I liked my friend's take on things: Up with people and their hard work and cool inventions. But I kept thinking back to my father's initial prognosis. The urologist to whom I attributed my dad's stunning recovery had told us to brace for the worst. Ten months later, when he declared my father a healthy man, that same doctor said he couldn't explain "how on earth" my dad was disease-free. Could I really give all the credit to a doctor who shrugged his shoulders and said it was anybody's guess how George Corrigan survived?
The art of growing up is coming to terms with the disturbing fact that even the very smartest people don't always have the answers. Let us remember that it was only a generation or so ago when new mothers smoked cigarettes on the maternity ward while nurses fed the infants nice big bottles of formula. Only two years ago, children were still being taught to believe that poor Pluto was a planet. If history teaches us anything, it's that the truth is subject to change. This means that what is standard practice now may someday be eschewed, in the same way that no health-conscious person puts plastic in the microwave anymore. It also means that notions we now consider dubious may, somewhere down the road, become widely accepted. So might we eventually say, "Can you believe that people used to doubt the power of prayer?"

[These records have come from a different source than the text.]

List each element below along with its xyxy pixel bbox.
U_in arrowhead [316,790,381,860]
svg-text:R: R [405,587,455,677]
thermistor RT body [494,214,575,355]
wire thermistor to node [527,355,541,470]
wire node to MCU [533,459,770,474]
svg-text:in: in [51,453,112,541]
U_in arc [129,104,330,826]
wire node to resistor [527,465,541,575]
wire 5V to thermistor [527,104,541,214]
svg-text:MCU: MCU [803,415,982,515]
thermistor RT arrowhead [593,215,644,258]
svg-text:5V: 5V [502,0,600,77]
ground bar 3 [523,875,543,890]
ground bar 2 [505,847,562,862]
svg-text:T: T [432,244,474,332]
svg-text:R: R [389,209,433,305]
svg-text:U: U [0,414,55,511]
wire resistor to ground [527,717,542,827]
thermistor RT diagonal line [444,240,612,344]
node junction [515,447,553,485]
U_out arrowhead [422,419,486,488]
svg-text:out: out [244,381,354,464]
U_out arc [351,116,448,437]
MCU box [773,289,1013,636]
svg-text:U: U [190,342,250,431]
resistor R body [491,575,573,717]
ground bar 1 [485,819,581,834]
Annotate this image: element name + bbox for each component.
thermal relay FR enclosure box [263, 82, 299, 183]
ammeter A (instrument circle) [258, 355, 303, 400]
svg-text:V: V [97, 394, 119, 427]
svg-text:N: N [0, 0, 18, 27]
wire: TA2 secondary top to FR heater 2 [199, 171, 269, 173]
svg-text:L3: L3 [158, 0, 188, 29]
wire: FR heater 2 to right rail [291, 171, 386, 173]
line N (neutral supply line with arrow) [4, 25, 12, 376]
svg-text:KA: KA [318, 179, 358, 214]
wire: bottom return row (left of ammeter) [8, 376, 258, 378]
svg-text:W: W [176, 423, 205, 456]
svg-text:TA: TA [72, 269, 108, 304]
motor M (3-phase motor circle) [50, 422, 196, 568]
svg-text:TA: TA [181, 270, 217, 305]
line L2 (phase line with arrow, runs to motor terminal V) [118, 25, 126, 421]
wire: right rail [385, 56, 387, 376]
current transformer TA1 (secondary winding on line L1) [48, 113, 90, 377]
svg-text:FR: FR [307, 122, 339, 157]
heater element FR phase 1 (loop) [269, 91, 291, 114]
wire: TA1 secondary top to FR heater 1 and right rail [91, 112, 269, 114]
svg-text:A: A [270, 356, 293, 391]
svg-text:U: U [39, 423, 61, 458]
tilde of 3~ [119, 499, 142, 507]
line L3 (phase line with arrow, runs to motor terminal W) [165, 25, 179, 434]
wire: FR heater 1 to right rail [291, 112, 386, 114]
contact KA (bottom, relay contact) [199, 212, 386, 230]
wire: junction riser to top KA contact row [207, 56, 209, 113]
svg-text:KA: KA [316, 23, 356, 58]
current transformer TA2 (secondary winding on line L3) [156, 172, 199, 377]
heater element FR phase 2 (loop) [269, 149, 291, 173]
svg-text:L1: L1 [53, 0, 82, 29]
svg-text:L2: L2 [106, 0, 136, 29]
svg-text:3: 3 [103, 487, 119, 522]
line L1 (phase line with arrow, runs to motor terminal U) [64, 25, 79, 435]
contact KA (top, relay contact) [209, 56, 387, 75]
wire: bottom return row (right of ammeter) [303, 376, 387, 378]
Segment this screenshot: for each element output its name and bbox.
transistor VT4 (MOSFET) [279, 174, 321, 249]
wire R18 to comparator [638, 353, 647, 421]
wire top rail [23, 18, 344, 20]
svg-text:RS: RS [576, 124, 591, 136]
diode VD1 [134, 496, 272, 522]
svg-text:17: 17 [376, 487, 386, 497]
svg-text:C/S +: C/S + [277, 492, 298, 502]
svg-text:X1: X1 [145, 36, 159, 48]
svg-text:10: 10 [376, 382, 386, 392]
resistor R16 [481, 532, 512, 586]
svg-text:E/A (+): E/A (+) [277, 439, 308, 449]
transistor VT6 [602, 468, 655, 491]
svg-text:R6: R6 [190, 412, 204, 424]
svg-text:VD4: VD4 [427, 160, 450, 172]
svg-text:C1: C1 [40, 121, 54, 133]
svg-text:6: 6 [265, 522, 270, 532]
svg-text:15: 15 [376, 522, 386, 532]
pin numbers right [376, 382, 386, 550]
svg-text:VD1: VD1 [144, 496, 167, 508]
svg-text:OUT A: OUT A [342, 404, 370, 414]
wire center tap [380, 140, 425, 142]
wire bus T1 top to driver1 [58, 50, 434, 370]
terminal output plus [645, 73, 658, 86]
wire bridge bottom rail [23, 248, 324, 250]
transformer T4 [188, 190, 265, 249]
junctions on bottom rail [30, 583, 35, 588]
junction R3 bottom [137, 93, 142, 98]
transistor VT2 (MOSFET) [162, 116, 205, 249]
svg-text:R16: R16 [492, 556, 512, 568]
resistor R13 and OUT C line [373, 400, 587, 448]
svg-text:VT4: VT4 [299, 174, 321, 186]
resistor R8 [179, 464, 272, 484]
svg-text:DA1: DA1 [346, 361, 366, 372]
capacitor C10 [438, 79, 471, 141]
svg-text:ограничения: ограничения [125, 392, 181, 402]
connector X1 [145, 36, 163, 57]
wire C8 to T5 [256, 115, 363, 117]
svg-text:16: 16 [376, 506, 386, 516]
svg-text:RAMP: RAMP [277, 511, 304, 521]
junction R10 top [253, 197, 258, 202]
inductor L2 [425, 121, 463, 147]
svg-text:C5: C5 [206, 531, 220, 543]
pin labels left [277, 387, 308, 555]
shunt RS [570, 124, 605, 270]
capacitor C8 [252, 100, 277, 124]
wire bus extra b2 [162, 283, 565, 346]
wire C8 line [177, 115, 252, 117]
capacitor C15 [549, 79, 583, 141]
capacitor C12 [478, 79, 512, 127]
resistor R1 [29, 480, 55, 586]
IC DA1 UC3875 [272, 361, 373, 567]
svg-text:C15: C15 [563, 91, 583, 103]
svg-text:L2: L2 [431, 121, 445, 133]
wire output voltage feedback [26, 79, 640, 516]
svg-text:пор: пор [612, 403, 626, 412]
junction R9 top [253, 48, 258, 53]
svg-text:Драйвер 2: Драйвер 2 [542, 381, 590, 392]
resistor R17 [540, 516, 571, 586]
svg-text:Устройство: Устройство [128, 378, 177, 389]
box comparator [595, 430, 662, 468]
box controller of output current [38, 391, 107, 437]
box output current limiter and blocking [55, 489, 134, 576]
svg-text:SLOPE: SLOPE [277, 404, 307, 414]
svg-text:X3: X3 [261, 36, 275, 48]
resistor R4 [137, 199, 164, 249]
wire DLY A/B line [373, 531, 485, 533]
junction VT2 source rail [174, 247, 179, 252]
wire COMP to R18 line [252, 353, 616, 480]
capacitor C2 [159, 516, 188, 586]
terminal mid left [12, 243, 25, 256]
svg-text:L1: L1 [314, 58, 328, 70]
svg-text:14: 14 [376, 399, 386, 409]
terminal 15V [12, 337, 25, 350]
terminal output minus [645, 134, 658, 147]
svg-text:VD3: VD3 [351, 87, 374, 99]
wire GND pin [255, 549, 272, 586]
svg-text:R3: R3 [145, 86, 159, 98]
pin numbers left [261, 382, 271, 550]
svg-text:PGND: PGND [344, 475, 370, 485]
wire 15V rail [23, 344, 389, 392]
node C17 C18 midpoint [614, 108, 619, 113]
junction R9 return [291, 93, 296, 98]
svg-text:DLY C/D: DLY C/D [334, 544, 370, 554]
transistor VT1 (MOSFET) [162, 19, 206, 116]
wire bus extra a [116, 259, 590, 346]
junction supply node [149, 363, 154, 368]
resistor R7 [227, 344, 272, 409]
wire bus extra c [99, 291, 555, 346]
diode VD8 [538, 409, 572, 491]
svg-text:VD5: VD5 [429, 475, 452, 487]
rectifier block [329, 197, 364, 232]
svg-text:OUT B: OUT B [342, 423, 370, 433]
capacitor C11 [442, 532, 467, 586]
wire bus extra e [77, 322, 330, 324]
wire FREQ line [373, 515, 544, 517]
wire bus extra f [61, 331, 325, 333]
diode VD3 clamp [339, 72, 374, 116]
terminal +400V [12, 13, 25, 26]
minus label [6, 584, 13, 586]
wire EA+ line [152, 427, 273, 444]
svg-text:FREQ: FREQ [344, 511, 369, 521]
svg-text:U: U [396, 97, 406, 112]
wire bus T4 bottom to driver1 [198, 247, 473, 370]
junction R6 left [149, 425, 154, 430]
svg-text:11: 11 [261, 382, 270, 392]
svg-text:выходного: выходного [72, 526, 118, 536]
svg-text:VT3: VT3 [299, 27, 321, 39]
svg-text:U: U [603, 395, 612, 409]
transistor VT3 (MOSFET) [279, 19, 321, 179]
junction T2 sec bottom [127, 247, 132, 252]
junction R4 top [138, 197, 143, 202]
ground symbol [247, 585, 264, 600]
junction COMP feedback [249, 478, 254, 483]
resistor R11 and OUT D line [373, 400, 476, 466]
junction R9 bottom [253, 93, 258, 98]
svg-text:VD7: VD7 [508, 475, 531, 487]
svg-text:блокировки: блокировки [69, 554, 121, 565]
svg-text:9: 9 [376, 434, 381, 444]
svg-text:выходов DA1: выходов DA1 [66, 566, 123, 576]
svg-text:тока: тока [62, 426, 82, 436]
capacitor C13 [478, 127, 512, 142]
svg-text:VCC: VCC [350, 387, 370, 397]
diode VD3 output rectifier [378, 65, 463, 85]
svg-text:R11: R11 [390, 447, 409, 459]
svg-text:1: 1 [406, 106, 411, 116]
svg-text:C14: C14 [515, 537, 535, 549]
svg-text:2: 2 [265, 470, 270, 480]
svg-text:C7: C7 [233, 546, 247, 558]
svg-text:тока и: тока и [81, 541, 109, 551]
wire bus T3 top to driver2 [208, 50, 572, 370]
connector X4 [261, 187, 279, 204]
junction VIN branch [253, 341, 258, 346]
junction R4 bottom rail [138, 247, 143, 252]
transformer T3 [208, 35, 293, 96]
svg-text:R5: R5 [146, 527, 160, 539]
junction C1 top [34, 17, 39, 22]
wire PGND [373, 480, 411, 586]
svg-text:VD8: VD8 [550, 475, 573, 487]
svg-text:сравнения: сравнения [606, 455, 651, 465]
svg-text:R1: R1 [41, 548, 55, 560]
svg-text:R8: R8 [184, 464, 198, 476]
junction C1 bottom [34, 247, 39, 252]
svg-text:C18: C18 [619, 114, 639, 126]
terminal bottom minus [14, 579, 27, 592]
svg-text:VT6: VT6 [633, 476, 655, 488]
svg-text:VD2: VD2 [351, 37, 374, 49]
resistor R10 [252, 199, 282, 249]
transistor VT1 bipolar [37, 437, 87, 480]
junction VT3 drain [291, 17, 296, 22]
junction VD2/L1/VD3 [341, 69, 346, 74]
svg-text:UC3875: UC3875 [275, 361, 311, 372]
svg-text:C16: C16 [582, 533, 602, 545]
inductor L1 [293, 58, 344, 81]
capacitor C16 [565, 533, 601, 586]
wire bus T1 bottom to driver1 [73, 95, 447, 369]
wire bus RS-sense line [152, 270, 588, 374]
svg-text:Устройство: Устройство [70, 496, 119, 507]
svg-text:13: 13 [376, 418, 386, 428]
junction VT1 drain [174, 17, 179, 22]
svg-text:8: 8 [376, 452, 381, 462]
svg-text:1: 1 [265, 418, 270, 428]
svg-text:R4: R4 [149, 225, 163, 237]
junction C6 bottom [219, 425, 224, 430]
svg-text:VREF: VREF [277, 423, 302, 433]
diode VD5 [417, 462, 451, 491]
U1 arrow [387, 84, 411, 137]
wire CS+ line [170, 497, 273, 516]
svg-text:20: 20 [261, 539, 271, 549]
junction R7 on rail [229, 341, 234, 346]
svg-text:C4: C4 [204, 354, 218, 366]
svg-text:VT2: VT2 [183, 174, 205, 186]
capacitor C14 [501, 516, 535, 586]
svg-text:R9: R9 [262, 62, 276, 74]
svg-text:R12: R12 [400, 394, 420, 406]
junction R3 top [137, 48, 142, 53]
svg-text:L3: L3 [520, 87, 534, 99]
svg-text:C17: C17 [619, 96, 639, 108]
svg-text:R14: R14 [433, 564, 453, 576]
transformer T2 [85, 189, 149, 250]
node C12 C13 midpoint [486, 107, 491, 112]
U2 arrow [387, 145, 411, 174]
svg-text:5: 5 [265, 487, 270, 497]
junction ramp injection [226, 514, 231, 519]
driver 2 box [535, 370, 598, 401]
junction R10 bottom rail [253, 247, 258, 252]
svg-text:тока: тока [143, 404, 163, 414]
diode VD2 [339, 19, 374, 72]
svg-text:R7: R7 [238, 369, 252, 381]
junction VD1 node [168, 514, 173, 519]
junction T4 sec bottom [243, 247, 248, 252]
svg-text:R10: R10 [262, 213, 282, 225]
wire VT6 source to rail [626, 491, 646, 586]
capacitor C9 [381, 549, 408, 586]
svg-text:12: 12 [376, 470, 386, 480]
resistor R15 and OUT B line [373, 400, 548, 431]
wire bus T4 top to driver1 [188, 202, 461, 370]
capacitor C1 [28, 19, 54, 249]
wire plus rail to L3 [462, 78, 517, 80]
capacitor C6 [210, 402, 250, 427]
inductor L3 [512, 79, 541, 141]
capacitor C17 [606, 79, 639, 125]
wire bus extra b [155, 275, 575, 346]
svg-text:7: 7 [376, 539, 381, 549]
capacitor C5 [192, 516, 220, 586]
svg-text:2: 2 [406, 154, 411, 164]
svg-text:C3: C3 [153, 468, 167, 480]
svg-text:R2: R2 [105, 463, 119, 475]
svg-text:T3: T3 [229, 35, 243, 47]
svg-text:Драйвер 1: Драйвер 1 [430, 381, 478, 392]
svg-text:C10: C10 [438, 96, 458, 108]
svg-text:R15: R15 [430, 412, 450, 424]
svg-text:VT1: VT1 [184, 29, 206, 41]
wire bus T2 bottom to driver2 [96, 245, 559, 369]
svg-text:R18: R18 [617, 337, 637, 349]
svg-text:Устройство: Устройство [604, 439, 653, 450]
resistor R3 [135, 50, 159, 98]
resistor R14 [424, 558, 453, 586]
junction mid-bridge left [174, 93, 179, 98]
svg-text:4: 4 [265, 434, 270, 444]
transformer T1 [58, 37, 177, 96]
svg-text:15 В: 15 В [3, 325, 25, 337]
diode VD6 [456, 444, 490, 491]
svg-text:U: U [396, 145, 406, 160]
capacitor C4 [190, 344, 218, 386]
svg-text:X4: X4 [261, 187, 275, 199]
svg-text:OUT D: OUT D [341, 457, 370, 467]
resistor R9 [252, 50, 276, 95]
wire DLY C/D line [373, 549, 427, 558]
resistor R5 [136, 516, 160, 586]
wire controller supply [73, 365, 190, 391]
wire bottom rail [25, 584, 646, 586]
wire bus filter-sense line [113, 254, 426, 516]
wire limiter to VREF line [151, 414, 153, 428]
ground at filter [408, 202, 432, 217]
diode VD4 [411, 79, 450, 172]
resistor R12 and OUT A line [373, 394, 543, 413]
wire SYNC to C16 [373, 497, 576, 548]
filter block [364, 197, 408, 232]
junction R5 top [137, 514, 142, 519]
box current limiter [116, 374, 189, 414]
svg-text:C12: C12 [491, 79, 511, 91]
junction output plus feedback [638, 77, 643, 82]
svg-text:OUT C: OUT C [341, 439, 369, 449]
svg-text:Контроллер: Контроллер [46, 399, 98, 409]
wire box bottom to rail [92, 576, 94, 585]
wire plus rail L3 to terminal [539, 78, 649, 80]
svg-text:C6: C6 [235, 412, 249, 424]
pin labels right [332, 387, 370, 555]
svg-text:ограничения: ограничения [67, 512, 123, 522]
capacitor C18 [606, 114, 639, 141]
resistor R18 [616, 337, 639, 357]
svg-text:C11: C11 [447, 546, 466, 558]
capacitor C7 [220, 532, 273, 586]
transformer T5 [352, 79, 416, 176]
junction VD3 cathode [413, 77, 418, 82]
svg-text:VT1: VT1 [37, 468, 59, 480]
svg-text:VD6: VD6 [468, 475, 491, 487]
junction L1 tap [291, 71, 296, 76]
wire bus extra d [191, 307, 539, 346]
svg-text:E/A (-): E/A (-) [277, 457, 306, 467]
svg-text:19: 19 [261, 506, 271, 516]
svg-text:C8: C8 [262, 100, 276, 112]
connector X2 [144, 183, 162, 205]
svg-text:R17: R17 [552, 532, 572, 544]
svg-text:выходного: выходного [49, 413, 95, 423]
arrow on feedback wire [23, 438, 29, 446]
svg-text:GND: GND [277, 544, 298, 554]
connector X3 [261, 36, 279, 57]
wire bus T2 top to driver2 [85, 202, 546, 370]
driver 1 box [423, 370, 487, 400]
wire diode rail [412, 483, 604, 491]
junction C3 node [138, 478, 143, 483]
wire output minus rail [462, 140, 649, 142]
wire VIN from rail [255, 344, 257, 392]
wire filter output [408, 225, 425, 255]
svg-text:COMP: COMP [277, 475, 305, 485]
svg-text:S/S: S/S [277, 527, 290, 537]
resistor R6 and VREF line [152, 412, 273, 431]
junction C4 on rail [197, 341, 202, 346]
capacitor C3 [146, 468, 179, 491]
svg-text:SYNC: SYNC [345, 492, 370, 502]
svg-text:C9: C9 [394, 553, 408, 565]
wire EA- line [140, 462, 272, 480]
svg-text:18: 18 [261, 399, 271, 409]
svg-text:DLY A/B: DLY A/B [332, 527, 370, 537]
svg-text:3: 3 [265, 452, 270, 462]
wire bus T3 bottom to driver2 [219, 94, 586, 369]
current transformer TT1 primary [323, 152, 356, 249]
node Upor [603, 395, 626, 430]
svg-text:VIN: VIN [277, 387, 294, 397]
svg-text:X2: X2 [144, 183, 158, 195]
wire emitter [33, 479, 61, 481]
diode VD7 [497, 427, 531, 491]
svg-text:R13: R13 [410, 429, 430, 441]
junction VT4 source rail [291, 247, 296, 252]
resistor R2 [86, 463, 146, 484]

In fact, the federal government has underwritten elaborate studies asking this very question. Online, I've found a pile of research suggesting a measurable, therapeutic benefit to prayer and prayerful meditation. Sure, the link can be explained away; like any type of quiet meditation, prayer is relaxing, and relaxation has proven physiological benefits. But a click away from the reports was a survey of physicians—a clear majority of whom pray for their patients. So prayer isn't just for my gullible parents. And if doctors can get to belief, might I?